Los precios ¿cuidados?, en la realidad

Los precios ¿cuidados?, en la realidad
El Gobierno acordó precios para casi 200 productos de consumo alimenticio en Zárate con dos su-permercados. Luego, Cáffaro lo hizo con la cadena de supermercados llamados “chinos”. Hoy una experiencia personal de una periodista de EL?DEBATE que lo comentó, en su cuenta de Facebook.

La devaluación de enero disparó los precios. No solo alertó a los gremialistas ante las paritarias que parecen estancadas, sino que asustó a consumidores y al mismo Gobierno que como medida para “controlar” la corrida de precios en materia de alimentación, para que no se siga destruyendo el poder adquisitivo ya erosionado del trabajador, dispuso “precios controlados” que con militantes y tecnologías, pretende hacer cumplir.

Muchos dicen que estos meca-nismos, hace 60 años que viene fracasando, pero se intenta nuevamente y, hasta el diputado Marcelo Torres y el mismísimo Intendente Cáffaro, salieron a controlar, en-contrando aceptable cumplimiento en Carrefour y denunciando al mercado “Día” del centro.
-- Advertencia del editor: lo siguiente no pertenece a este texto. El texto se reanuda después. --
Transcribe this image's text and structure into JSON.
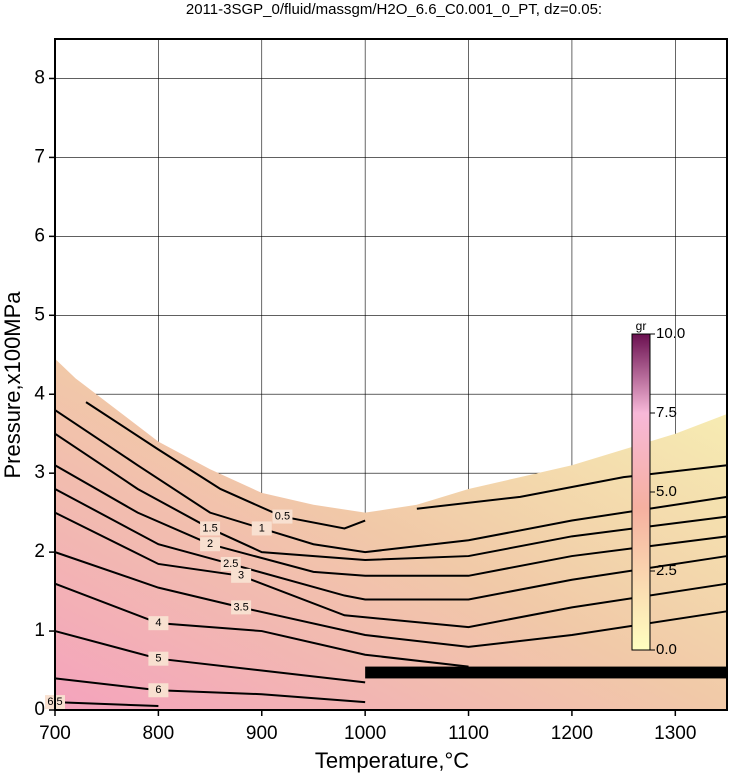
{
  "chart_data": {
    "type": "contour",
    "title": "2011-3SGP_0/fluid/massgm/H2O_6.6_C0.001_0_PT, dz=0.05:",
    "x_label": "Temperature,°C",
    "y_label": "Pressure,x100MPa",
    "xlim": [
      700,
      1350
    ],
    "ylim": [
      0,
      8.5
    ],
    "xticks": [
      700,
      800,
      900,
      1000,
      1100,
      1200,
      1300
    ],
    "yticks": [
      0,
      1,
      2,
      3,
      4,
      5,
      6,
      7,
      8
    ],
    "grid": true,
    "domain": {
      "x": [
        700,
        720,
        750,
        800,
        850,
        900,
        950,
        1000,
        1050,
        1100,
        1150,
        1200,
        1250,
        1300,
        1350
      ],
      "y": [
        4.45,
        4.2,
        3.9,
        3.4,
        3.05,
        2.75,
        2.6,
        2.5,
        2.6,
        2.8,
        2.95,
        3.1,
        3.3,
        3.5,
        3.75
      ]
    },
    "contours": [
      {
        "level": 0.5,
        "x": [
          730,
          800,
          860,
          920,
          980,
          1000,
          null,
          1050,
          1150,
          1250,
          1350
        ],
        "y": [
          3.9,
          3.3,
          2.8,
          2.45,
          2.3,
          2.4,
          null,
          2.55,
          2.7,
          2.95,
          3.1
        ]
      },
      {
        "level": 1,
        "x": [
          700,
          780,
          850,
          900,
          950,
          1000,
          1100,
          1200,
          1350
        ],
        "y": [
          3.8,
          3.1,
          2.5,
          2.3,
          2.1,
          2.0,
          2.15,
          2.4,
          2.7
        ]
      },
      {
        "level": 1.5,
        "x": [
          700,
          780,
          850,
          900,
          1000,
          1100,
          1200,
          1350
        ],
        "y": [
          3.5,
          2.8,
          2.3,
          2.0,
          1.9,
          1.95,
          2.2,
          2.45
        ]
      },
      {
        "level": 2,
        "x": [
          700,
          780,
          850,
          950,
          1000,
          1100,
          1200,
          1350
        ],
        "y": [
          3.1,
          2.5,
          2.1,
          1.75,
          1.7,
          1.7,
          1.95,
          2.2
        ]
      },
      {
        "level": 2.5,
        "x": [
          700,
          800,
          870,
          980,
          1000,
          1100,
          1200,
          1350
        ],
        "y": [
          2.8,
          2.1,
          1.85,
          1.45,
          1.4,
          1.4,
          1.65,
          1.95
        ]
      },
      {
        "level": 3,
        "x": [
          700,
          800,
          880,
          980,
          1100,
          1200,
          1350
        ],
        "y": [
          2.5,
          1.85,
          1.7,
          1.2,
          1.05,
          1.3,
          1.6
        ]
      },
      {
        "level": 3.5,
        "x": [
          700,
          800,
          880,
          1000,
          1100,
          1200,
          1350
        ],
        "y": [
          2.0,
          1.55,
          1.3,
          0.95,
          0.8,
          0.95,
          1.25
        ]
      },
      {
        "level": 4,
        "x": [
          700,
          800,
          900,
          1000,
          1100
        ],
        "y": [
          1.6,
          1.1,
          1.0,
          0.7,
          0.55
        ]
      },
      {
        "level": 5,
        "x": [
          700,
          800,
          900,
          1000
        ],
        "y": [
          1.0,
          0.65,
          0.5,
          0.35
        ]
      },
      {
        "level": 6,
        "x": [
          700,
          800,
          900,
          1000
        ],
        "y": [
          0.4,
          0.25,
          0.2,
          0.1
        ]
      },
      {
        "level": 6.5,
        "x": [
          700,
          800
        ],
        "y": [
          0.1,
          0.05
        ]
      }
    ],
    "colorbar": {
      "label": "gr",
      "lim": [
        0,
        10
      ],
      "ticks": [
        {
          "value": 0,
          "label": "0.0"
        },
        {
          "value": 2.5,
          "label": "2.5"
        },
        {
          "value": 5,
          "label": "5.0"
        },
        {
          "value": 7.5,
          "label": "7.5"
        },
        {
          "value": 10,
          "label": "10.0"
        }
      ]
    }
  }
}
Hoy relataremos una experiencia propia de una permanente colaboradora de este medio, la columnista dominical, periodista Virginia Castro, que vivió la si-guiente experiencia esta semana (Facebook).

Hoy fui mezquina

“En un supermercado -dice Virginia- del listado del convenio por precios cuidados (19 de Marzo e/Ituzaingó y Belgrano), los precios eran más o menos los de la lista. Yo no estaba con la lista ni con un celular con internet para controlarlos, sólo confié un poco en mi memoria.

Ya había encontrado el cartelito “no recibimos tarjetas” (ni de débito) y fui al cajero a buscar la plata (por suerte había).

Con el carrito casi lleno, fui a buscar 2 ó 3 productos de la heladera, entre ellos Casancrem. El envase estaba marcado con una promoción a $ 19,75 y el cartelito decía $ 23,- Le pregunté a un repositor y me dijo que preguntara en la caja. Allí, la señorita “que no entendía”, sólo contestaba “Sí” a mi afirmación de que el precio era distinto. Le dije que no debía ser así y dijo tener factura de que ese precio era para ellos. Le pedí que me la mostrara y dijo no encontrar en ella ese producto. Agregó que “para mí” el precio lo dejaba como decía el marcado original. Por dos envases fueron $ 6,50 menos. Al que no se queje le van a cobrar $ 23,-

No supe a quién llamar, estaba cansada, hubiera querido dejar todo y pensé en el esfuerzo de hacer de nuevo ese recorrido, de buscar los productos sin encontrarlos, de controlar los precios de los cartelitos con los códigos de lo que quería comprar, en fin...

Me acobardé. Ni siquiera me animé a sacar una foto del cartel de la entrada ni de los precios distintos. Fui mezquina. Pagué esos pocos pesos de menos, acepté el descuento sólo para mí”, termina.